As international oil and gas companies increasingly pursue hydrocarbons in frontier regions, the effect of investing billions of dollars into the developing countries where these energy resources are located has contributed to making places that were once regarded as backwaters, or even « Third World », very expensive places to live. While natives to a particular country can rely on local knowledge to keep their own living costs down, expatriates – especially with a taste for comforts from back home – are finding that certain African cities are among the most expensive places in the world to rent accommodation or even to buy a pair of jeans. Here we look at lists produced by consultancy firms ECA International and Mercer of the world’s most-expensive cities for expatriate workers to identify the most expensive oil and gas towns.
In ECA’s list of the top 50 most-expensive cities in the world for expats, five are located in Australia.
Undoubtedly, the strong Australian dollar (which has improved by around six cents compared to the U.S. dollar during the past six months) has played its part in making Australia a more costly destination for expats. But a lot of this strength has been driven by interest in a wide range of commodities available in Australia, not least of which is oil and gas.

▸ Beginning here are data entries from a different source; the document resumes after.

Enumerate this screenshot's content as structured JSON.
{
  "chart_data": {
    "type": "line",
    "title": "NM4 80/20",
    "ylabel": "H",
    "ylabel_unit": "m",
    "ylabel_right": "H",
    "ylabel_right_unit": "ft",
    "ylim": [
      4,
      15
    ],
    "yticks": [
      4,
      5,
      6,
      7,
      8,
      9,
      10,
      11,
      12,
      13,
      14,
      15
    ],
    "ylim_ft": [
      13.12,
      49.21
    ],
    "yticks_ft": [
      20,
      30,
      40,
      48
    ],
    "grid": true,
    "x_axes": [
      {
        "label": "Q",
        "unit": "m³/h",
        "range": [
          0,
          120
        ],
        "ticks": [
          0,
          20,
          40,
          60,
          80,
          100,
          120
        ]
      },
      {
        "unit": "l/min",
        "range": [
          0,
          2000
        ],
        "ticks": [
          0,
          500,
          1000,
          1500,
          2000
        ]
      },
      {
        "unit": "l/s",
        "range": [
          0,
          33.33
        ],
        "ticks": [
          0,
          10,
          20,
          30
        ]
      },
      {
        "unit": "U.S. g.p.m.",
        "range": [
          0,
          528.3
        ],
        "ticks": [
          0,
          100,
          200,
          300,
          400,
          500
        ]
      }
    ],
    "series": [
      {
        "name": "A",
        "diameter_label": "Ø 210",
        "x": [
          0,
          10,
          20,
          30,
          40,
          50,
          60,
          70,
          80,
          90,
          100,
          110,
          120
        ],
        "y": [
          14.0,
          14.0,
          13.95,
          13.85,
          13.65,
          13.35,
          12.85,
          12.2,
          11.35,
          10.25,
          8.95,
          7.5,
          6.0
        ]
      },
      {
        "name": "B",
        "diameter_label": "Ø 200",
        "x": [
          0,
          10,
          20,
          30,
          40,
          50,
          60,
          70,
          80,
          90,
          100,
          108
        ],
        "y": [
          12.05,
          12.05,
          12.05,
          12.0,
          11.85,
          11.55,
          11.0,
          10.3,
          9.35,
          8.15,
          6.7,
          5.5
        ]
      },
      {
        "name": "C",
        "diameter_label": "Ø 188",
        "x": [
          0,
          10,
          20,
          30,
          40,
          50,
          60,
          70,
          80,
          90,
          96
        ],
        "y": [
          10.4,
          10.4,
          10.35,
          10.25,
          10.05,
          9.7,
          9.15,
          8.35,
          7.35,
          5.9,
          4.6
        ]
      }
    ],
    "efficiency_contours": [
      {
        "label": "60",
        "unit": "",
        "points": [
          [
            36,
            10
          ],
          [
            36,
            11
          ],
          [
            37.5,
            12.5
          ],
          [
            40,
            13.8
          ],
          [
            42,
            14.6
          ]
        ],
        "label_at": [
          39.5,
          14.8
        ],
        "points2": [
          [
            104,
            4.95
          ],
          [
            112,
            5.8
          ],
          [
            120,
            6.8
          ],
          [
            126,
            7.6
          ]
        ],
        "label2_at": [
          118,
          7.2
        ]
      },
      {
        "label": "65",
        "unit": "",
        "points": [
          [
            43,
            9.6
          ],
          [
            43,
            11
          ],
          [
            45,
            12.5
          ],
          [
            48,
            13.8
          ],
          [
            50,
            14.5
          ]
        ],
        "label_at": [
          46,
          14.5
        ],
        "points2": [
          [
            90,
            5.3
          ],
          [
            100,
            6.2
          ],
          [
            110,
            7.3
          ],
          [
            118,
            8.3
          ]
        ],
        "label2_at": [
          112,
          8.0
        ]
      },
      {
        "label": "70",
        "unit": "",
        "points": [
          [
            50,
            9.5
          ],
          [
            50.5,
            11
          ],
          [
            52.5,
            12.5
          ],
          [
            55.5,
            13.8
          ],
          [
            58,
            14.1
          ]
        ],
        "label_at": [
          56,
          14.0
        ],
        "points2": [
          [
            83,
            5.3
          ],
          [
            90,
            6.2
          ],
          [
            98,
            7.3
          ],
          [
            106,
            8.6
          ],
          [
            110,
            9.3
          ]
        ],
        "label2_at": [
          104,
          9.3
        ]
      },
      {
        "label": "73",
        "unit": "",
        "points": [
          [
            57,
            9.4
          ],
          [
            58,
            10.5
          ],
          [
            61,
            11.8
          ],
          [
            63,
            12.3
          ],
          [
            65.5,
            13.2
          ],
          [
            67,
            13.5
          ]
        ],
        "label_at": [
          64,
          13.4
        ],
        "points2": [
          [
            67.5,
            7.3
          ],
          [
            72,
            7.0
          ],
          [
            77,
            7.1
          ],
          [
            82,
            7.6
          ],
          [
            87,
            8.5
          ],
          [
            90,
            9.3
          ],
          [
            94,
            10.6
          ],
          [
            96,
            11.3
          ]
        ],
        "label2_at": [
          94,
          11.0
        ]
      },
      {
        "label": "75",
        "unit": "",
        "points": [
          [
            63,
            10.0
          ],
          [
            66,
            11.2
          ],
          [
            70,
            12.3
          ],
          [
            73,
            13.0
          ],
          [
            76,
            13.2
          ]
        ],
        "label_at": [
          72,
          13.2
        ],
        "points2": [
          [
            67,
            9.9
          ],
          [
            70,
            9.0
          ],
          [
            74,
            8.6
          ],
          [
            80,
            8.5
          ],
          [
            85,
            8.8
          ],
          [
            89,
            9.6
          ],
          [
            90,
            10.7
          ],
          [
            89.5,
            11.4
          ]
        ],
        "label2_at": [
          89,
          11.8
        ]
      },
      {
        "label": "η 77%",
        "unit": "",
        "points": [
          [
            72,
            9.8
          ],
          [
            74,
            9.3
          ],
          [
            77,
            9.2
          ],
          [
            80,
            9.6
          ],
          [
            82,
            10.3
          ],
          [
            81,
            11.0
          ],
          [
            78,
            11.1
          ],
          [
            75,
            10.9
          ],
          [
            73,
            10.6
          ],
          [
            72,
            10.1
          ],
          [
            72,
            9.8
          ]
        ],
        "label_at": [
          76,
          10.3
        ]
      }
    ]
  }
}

The Western Australian oil town Perth came behind Canberra and Sydney in ECA’s list as the 27th most-expensive city for expats in the world. But for the purpose of this list, focused on the most-expensive oil and gas towns, we are rating it at number five. The boom in Western Australia’s energy sector has seen the state outstrip the rest of the country when it comes to job growth, as reflected by migration statistics that show Western Australia’s population growth increased by a whopping 3.4 percent in 2012 – compared to just 1.7 percent for Australia as a whole, according to the Australian Bureau of Statistics. Many of these migrants have flocked to Perth – the home of Australian oil and gas firm Woodside Petroleum Ltd., which owns extensive gas reserves in the Browse Basin offshore Western Australia.
Plenty of other firms have established bases in the city as they develop major gas projects, such as Chevron Corp.’s $45-billion Gorgon gas development or Royal Dutch Shell plc’s floating liquefied natural gas (FLNG) Prelude project.